Tidak seperti tanaman jati yang bisa dibudidayakan dalam waktu 15 tahun, ulin hingga kini belum banyak diteliti dan dikembangkan. Khususnya, soal budidaya cepat panen. Untuk itu, menjaga agar tetap terjaga di alam merupakan kemutlakan.
Novianto Bambang Wawandono, Direktur Konservasi Keragaman Hayati Kementerian Kehutanan, mengatakan, untuk mengerem pencurian kayu, perlu pemberdayaan masyarakat. ”Kesejahteraan masyarakat perlu ditingkatkan. Penegakan hukum juga berjalan,” kata dia.
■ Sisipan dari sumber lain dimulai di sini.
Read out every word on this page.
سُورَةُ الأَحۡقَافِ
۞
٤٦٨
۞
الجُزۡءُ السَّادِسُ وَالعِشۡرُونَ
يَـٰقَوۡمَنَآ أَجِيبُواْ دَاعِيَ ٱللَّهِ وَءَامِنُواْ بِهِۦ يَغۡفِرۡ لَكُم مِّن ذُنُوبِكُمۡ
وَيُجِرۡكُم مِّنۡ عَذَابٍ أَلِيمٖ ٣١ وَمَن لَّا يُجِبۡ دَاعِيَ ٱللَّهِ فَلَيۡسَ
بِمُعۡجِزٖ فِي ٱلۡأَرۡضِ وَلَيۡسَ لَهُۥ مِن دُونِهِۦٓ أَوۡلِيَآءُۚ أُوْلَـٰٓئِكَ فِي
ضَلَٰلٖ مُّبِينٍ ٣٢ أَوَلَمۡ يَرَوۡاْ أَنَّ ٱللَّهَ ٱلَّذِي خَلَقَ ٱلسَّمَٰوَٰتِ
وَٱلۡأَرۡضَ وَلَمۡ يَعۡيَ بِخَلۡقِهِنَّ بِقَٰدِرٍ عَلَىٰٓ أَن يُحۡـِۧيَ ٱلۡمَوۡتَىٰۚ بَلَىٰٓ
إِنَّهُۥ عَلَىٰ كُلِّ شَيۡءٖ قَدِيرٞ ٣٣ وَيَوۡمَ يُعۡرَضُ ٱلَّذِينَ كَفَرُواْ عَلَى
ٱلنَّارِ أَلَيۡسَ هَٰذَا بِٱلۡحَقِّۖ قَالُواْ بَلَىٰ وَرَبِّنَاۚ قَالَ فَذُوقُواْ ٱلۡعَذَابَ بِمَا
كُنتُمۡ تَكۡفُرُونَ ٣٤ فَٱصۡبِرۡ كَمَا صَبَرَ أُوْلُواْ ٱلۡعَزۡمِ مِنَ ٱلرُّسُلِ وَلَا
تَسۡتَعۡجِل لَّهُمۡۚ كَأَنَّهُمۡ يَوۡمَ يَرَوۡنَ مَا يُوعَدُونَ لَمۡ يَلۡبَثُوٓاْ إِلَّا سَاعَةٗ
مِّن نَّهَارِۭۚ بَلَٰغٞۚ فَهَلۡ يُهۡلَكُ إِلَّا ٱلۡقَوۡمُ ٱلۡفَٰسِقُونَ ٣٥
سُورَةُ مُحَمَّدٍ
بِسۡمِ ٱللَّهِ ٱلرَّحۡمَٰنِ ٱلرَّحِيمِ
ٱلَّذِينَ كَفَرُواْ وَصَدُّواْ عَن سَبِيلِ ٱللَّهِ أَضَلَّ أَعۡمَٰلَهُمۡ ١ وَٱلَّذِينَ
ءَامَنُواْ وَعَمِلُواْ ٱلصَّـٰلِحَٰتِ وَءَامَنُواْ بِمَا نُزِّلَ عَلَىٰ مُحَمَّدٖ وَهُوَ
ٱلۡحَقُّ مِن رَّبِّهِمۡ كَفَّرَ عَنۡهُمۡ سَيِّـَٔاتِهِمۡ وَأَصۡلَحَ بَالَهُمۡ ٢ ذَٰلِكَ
Hernowo Supriyanto, Kepala Seksi Pengelolaan TNK Wilayah 1 Sangatta, meyakini aksi pembalakan diketahui warga yang berdiam di areal TN Kutai. Di sana, masyarakat di jalur Bontang-Sangatta sejak lama mendesakkan perubahan status sebagian kawasan hutan konservasi menjadi areal penggunaan lain. Pemkab Kutai Timur juga sudah mengajukan enclave sejak 13 tahun lalu.
Balai TN Kutai mengusulkan penyelesaian kasus itu dengan menjadikan area itu sebagai zona pemanfaatan khusus. Permukiman menjadi semacam desa konservasi. Masyarakat berhak mengelola lahan yang luasannya dibatasi, tetapi tidak memilikinya.